Naminé appréciait le fait de pouvoir se lâcher un peu, ça changeait de tous les repas de famille Omura guindé et formel qui l'ennuyaient profondément.

Genki changea de sujet et s'intéressa un peu plus à ce que la jeune fille faisait dans le village. Sans doute devait-il penser qu'elle avait un rôle ou une image importante, surtout qu'elle faisait partie d'un clan renommé. Elle baissa alors la tête en l'entendant continuer sa phrase. Un toubib? Oui et non...une Omura sans envergure....plus oui....elle posa ses couverts sur la table et plaça ses mains sur la jupe de sa robe, les tortillants nerveusement. Comment pouvait-elle lui annoncer qu'en faites, elle n'était rien, pas grand chose de fort et encore moins quelque chose d'utile.
Heureusement il termina en lui demandant si elle avait des passions! Sujet qui ravissait nettement plus la jeune fille, car elle préférait largement parler peinture et dessin que ninjutsu et combat.
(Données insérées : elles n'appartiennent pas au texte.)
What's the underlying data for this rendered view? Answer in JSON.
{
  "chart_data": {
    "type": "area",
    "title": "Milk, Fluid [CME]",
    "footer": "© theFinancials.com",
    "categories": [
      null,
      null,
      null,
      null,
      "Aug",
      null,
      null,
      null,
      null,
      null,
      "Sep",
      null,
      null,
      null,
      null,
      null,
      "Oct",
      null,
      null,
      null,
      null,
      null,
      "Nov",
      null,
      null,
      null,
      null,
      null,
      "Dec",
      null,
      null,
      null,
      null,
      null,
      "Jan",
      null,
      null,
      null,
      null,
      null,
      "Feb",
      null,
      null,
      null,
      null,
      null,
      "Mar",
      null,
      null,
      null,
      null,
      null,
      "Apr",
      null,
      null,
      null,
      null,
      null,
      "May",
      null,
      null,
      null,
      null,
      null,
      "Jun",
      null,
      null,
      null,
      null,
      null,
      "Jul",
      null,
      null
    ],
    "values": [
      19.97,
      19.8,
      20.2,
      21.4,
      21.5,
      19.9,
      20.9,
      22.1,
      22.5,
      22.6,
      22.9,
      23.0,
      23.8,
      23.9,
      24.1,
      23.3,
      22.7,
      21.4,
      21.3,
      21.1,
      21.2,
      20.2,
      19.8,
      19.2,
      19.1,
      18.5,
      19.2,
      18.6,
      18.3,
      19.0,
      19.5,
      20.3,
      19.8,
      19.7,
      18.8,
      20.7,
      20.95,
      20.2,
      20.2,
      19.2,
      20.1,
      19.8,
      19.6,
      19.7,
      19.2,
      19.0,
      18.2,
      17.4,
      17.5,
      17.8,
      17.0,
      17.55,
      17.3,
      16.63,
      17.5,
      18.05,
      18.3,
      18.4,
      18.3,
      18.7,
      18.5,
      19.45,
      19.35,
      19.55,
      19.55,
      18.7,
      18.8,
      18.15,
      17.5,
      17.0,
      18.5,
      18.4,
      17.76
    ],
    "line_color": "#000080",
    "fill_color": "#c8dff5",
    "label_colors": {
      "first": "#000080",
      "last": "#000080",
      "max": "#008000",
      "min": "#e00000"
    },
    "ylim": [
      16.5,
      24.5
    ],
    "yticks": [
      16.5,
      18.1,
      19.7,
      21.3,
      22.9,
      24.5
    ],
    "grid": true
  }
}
Malgré le fait que la jeune blonde soit une ninja, elle n'en était pas moins passionné d'art. Cette passion lui était venue très jeune...du moins aussi loin qu'elle pouvait s'en rappeler. Elle avait toujours eu l'habitude de dessiner, elle peignait ce qu'elle ressentait ce qui lui permettait d'exprimer ses sentiments, une forme d'exutoire qui lui permit d'évacuer toute sorte de tension! Elle pouvait libérer ses maux sur la feuille et de ce fait alléger son âme de toute ses craintes et angoisses. Ce n'était pas toujours un exercice facile et sans doute que Genki ne devait pas pratiquer cet art, il avait plutôt l'air d'un homme de terrain.
Evitant de s'épencher sur sa carrière naissante de ninja, Naminé releva légèrement la tête sans regarder son interlocuteur dans les yeux, elle avait peur d'y voir sa réaction.

- Je suis une genin fraîchement diplomée. Je n'ai pas beaucoup de mission à mon actif, et je ne suis pas vraiment forte alors...

Elle laisse ce dernier mot en suspens, sans rien ajouter derrière tout en tortillant la jupe de sa robe entre ses doigts sous la table.
Elle se leva précipitemment, pour éviter que Genki ne renchérisse là-dessus, elle quitta la table et partit chercher un de ses dessins. Malgré le fait que ses parents ne voyaient aucun intérêt à cet art, ils ne manquaient pas d'afficher les plus beau dessin de leur enfant sur les murs de la maison. Elle alla donc chercher un dessin de la place du domaine qu'elle avait réalisé quelques mois plus tôt pour la montrer à son invité. Elle n'aimait pas étaler son talent, pour elle, elle n'en avait pas de toute façon mais au moins, ceci allait lui permettre de passer à autre chose.
Elle revint à table, exposant son dessin coloré et (soyons honnête) pas parfaitement réalisé, elle manquait de technique et les proportions n'étaient pas parfaites, ça restait un joli dessin mais ce n'était pas du grand art...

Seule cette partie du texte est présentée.